1. April 2009
"Mittelalter-Rock steht am Scheideweg"
Interview geführt von Matthias von ViereckSubway To Sally – ist das nicht, ähem, so genannter Mittelalter-Rock? Klar, früher, in den 90ern, waren die Potsdamer tatsächlich Vorreiter in Sachen Dudelsäcke plus Gitarren. Heute allerdings wird der nicht nur bei Subway umstrittene Begriff dem Septett längst nicht mehr gerecht. Oder vielleicht doch?Höchste Zeit für einen Plausch mit Frontmann Eric Fish, wo doch auch gerade Subway To Sallys zehntes Studioalbum ("Kreuzfeuer") erschienen ist. laut.de trifft den Sänger in Berlin-Prenzlauer Berg. Die Promo-Agentur, in der das Gespräch stattfindet, liegt etwas versteckt auf einem Gewerbehof.

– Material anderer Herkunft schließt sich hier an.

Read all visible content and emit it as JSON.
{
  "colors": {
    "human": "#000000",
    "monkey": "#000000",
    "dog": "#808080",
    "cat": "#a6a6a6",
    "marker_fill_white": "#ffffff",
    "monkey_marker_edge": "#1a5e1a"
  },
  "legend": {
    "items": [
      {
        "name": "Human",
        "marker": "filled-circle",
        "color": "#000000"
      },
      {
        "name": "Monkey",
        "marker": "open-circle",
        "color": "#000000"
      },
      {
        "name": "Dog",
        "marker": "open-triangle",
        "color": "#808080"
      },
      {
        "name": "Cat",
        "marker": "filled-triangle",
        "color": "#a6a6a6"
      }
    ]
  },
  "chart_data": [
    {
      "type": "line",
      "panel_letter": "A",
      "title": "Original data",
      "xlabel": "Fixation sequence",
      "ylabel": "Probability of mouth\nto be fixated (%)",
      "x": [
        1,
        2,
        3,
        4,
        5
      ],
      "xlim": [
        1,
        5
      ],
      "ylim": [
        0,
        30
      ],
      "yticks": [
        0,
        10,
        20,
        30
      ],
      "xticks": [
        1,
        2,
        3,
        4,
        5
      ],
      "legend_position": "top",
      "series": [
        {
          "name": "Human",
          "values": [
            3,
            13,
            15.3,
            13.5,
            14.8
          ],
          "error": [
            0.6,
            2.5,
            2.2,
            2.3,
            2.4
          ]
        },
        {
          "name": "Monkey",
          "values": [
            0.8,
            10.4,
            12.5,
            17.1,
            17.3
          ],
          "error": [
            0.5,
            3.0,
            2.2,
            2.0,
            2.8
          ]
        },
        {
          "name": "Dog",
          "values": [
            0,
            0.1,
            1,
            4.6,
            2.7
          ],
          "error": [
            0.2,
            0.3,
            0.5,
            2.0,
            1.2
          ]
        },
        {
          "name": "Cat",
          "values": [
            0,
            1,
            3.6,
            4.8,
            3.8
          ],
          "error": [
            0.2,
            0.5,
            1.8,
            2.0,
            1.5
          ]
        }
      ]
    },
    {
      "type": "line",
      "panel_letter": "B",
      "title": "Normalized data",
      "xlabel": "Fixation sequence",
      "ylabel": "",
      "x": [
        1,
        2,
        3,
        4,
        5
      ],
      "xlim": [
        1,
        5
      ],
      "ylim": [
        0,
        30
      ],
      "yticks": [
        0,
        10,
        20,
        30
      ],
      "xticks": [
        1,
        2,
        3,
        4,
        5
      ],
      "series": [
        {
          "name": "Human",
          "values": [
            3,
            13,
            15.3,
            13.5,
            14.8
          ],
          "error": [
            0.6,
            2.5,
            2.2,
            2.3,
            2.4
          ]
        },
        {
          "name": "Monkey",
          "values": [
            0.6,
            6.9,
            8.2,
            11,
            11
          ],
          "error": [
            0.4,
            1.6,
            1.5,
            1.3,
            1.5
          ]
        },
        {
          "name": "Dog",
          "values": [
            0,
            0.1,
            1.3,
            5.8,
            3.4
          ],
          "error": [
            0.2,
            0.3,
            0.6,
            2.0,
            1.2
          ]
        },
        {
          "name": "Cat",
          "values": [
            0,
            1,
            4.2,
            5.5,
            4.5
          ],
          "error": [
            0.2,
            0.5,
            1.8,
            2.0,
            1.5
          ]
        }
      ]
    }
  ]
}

Mister Fish, angetan mit schwarzem Kopftuch und schwerer Halskette, ist gut gelaunt und lässt sich auch von Agenturhund Emil nicht aus der Fassung bringen. Die abgewetzte Sofaecke, auf die wir uns lümmeln, tut ein Übriges. Ganz so viel Zeit ist denn aber doch nicht, der nächste Phoner (neudeutsch für Telefoninterview) wartet schon in der Leitung.
Gegenüber von dieser Agentur liegt der Knaack-Club. Ihr habt dort 1992 in der "Mittwochsreihe" für absolute Nobodys gespielt. Als Gage gabs zehn Prozent vom Getränkeumsatz, die ihr euch mit der zweiten Band des Abends zu teilen hattet. Erinnerst du dich?

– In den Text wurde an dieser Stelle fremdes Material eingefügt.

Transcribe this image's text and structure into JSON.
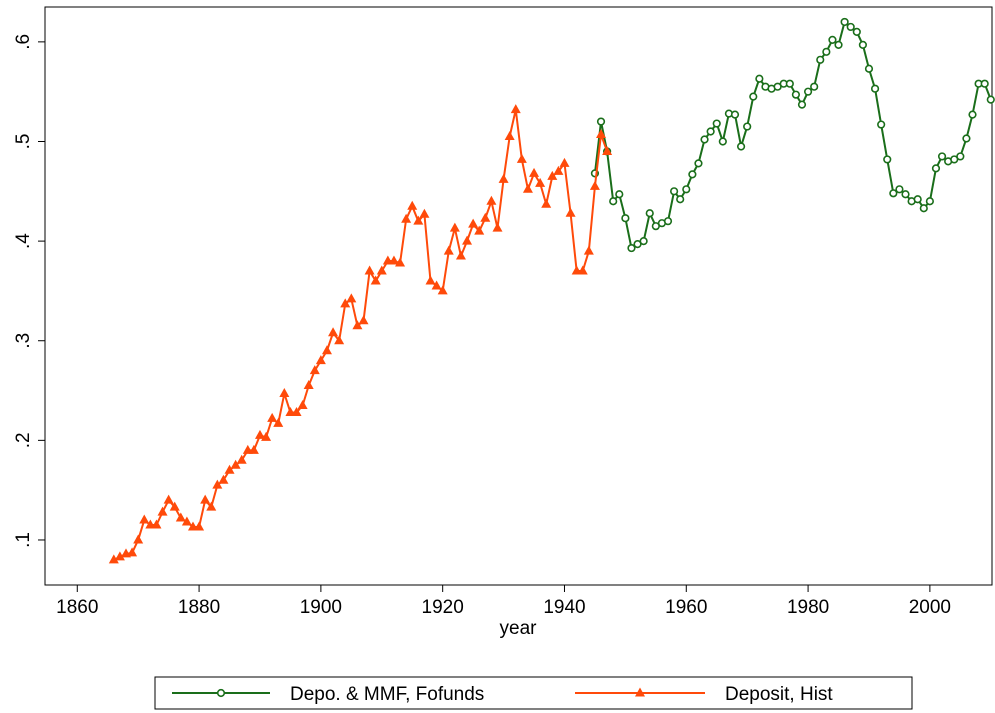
{
  "chart_data": {
    "type": "line",
    "x_label": "year",
    "xlim": [
      1854.7,
      2010.2
    ],
    "xticks": [
      1860,
      1880,
      1900,
      1920,
      1940,
      1960,
      1980,
      2000
    ],
    "ylim": [
      0.0548,
      0.635
    ],
    "yticks": [
      {
        "value": 0.1,
        "label": ".1"
      },
      {
        "value": 0.2,
        "label": ".2"
      },
      {
        "value": 0.3,
        "label": ".3"
      },
      {
        "value": 0.4,
        "label": ".4"
      },
      {
        "value": 0.5,
        "label": ".5"
      },
      {
        "value": 0.6,
        "label": ".6"
      }
    ],
    "legend": "bottom",
    "series": [
      {
        "name": "Depo. & MMF, Fofunds",
        "color": "#1a6e1a",
        "marker": "circle",
        "x": [
          1945,
          1946,
          1947,
          1948,
          1949,
          1950,
          1951,
          1952,
          1953,
          1954,
          1955,
          1956,
          1957,
          1958,
          1959,
          1960,
          1961,
          1962,
          1963,
          1964,
          1965,
          1966,
          1967,
          1968,
          1969,
          1970,
          1971,
          1972,
          1973,
          1974,
          1975,
          1976,
          1977,
          1978,
          1979,
          1980,
          1981,
          1982,
          1983,
          1984,
          1985,
          1986,
          1987,
          1988,
          1989,
          1990,
          1991,
          1992,
          1993,
          1994,
          1995,
          1996,
          1997,
          1998,
          1999,
          2000,
          2001,
          2002,
          2003,
          2004,
          2005,
          2006,
          2007,
          2008,
          2009,
          2010
        ],
        "values": [
          0.468,
          0.52,
          0.49,
          0.44,
          0.447,
          0.423,
          0.393,
          0.397,
          0.4,
          0.428,
          0.415,
          0.418,
          0.42,
          0.45,
          0.442,
          0.452,
          0.467,
          0.478,
          0.502,
          0.51,
          0.518,
          0.5,
          0.528,
          0.527,
          0.495,
          0.515,
          0.545,
          0.563,
          0.555,
          0.553,
          0.555,
          0.558,
          0.558,
          0.547,
          0.537,
          0.55,
          0.555,
          0.582,
          0.59,
          0.602,
          0.597,
          0.62,
          0.615,
          0.61,
          0.597,
          0.573,
          0.553,
          0.517,
          0.482,
          0.448,
          0.452,
          0.447,
          0.44,
          0.442,
          0.433,
          0.44,
          0.473,
          0.485,
          0.48,
          0.482,
          0.485,
          0.503,
          0.527,
          0.558,
          0.558,
          0.542
        ]
      },
      {
        "name": "Deposit, Hist",
        "color": "#ff4a0a",
        "marker": "triangle",
        "x": [
          1866,
          1867,
          1868,
          1869,
          1870,
          1871,
          1872,
          1873,
          1874,
          1875,
          1876,
          1877,
          1878,
          1879,
          1880,
          1881,
          1882,
          1883,
          1884,
          1885,
          1886,
          1887,
          1888,
          1889,
          1890,
          1891,
          1892,
          1893,
          1894,
          1895,
          1896,
          1897,
          1898,
          1899,
          1900,
          1901,
          1902,
          1903,
          1904,
          1905,
          1906,
          1907,
          1908,
          1909,
          1910,
          1911,
          1912,
          1913,
          1914,
          1915,
          1916,
          1917,
          1918,
          1919,
          1920,
          1921,
          1922,
          1923,
          1924,
          1925,
          1926,
          1927,
          1928,
          1929,
          1930,
          1931,
          1932,
          1933,
          1934,
          1935,
          1936,
          1937,
          1938,
          1939,
          1940,
          1941,
          1942,
          1943,
          1944,
          1945,
          1946,
          1947
        ],
        "values": [
          0.08,
          0.083,
          0.086,
          0.087,
          0.1,
          0.12,
          0.115,
          0.115,
          0.128,
          0.14,
          0.133,
          0.122,
          0.118,
          0.113,
          0.113,
          0.14,
          0.133,
          0.155,
          0.16,
          0.17,
          0.175,
          0.18,
          0.19,
          0.19,
          0.205,
          0.203,
          0.222,
          0.217,
          0.247,
          0.228,
          0.228,
          0.235,
          0.255,
          0.27,
          0.28,
          0.29,
          0.308,
          0.3,
          0.337,
          0.342,
          0.315,
          0.32,
          0.37,
          0.36,
          0.37,
          0.38,
          0.38,
          0.378,
          0.422,
          0.435,
          0.42,
          0.427,
          0.36,
          0.355,
          0.35,
          0.39,
          0.413,
          0.385,
          0.4,
          0.417,
          0.41,
          0.423,
          0.44,
          0.413,
          0.462,
          0.505,
          0.532,
          0.482,
          0.452,
          0.468,
          0.458,
          0.437,
          0.465,
          0.47,
          0.478,
          0.428,
          0.37,
          0.37,
          0.39,
          0.455,
          0.507,
          0.49
        ]
      }
    ]
  }
}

Eric: Dunkel. Es gibt Legenden über diesen Gig. Das war wohl der zweite oder dritte Subway-Gig überhaupt. Es sind schon Zeiten, an die man sich ab und zu erinnert, vor allem wenn wir nach Konzerten vor 2000 bis 3000 Leuten abends im Bus sitzen und alles, was man trinken möchte, da ist, denkt man daran, dass man damals für neun Leute nur einen Kasten Bier hatte.
Weißt du noch, wie die zweite Band des Abends hieß?
Nein.
44 Leningrad
Ach, echt? Schau mal. Wer kennt die Namen, wer zählt die Toten? Die haben noch einige Jahre weitergemacht, aber die Kurve nicht gekriegt, die man nur dann kriegt, wenn man die ersten harten Jahre durchzieht und übersteht. Am Ball bleibt. Das heißt unter Umständen erst mal, all das aufgeben, was du bis dahin hattest. Job oder Studium, das war irgendwann alles vorbei. Musikmachen hieß es dann, 130 Gigs im Jahr.

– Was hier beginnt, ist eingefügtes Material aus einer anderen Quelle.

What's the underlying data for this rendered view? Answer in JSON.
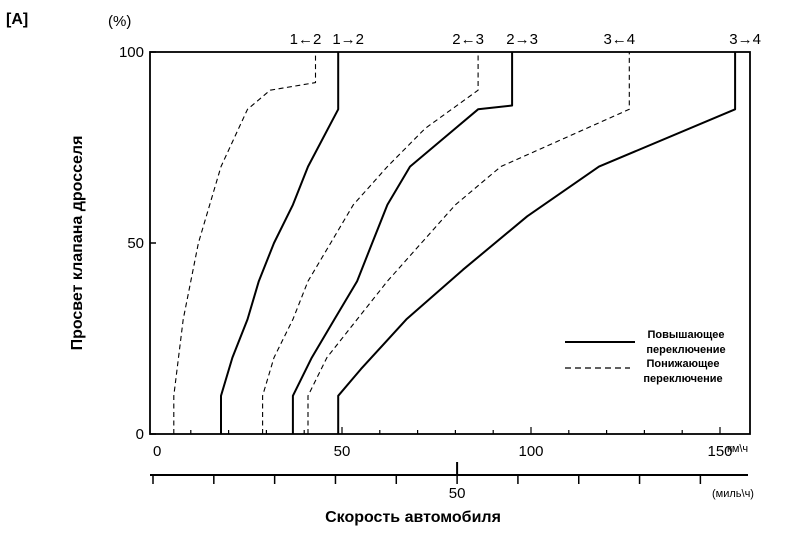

Klingt fast, als würdest du was bedauern
Überhaupt nicht. Im Nachhinein war das wirklich der absolut richtige Weg für mich. Für mich war damals klar, ich tue das. Ich hatte ein abgeschlossenes Studium, hätte anfangen können zu arbeiten in einem sicheren Job. Ich hab mich lieber mit einer Gitarre auf die Straße gestellt und mit meiner kleinen Folkband Konzerte gespielt. Das ist der Samen, aus dem alles gewachsen ist. Und die sechs anderen Musiker bei Subway haben genauso gedacht. Dann gab es die Band, und wir haben zusammen ein neues Samenkorn gelegt, weil wir an uns glauben und das durchziehen. Bis heute. Wir haben zwei Wechsel gehabt, ansonsten sind wir so zusammengeblieben, wie wir angefangen haben. Was will man mehr.
Und jetzt die zehnte Studioplatte
Echt?
Laut Pressetext
Ich hab den nicht geschrieben (lacht). Aber kann gut sein. Ein kleines Jubiläum!
Habt ihr da echt nie drüber gesprochen in der Band? Dir war das schon bewusst, oder?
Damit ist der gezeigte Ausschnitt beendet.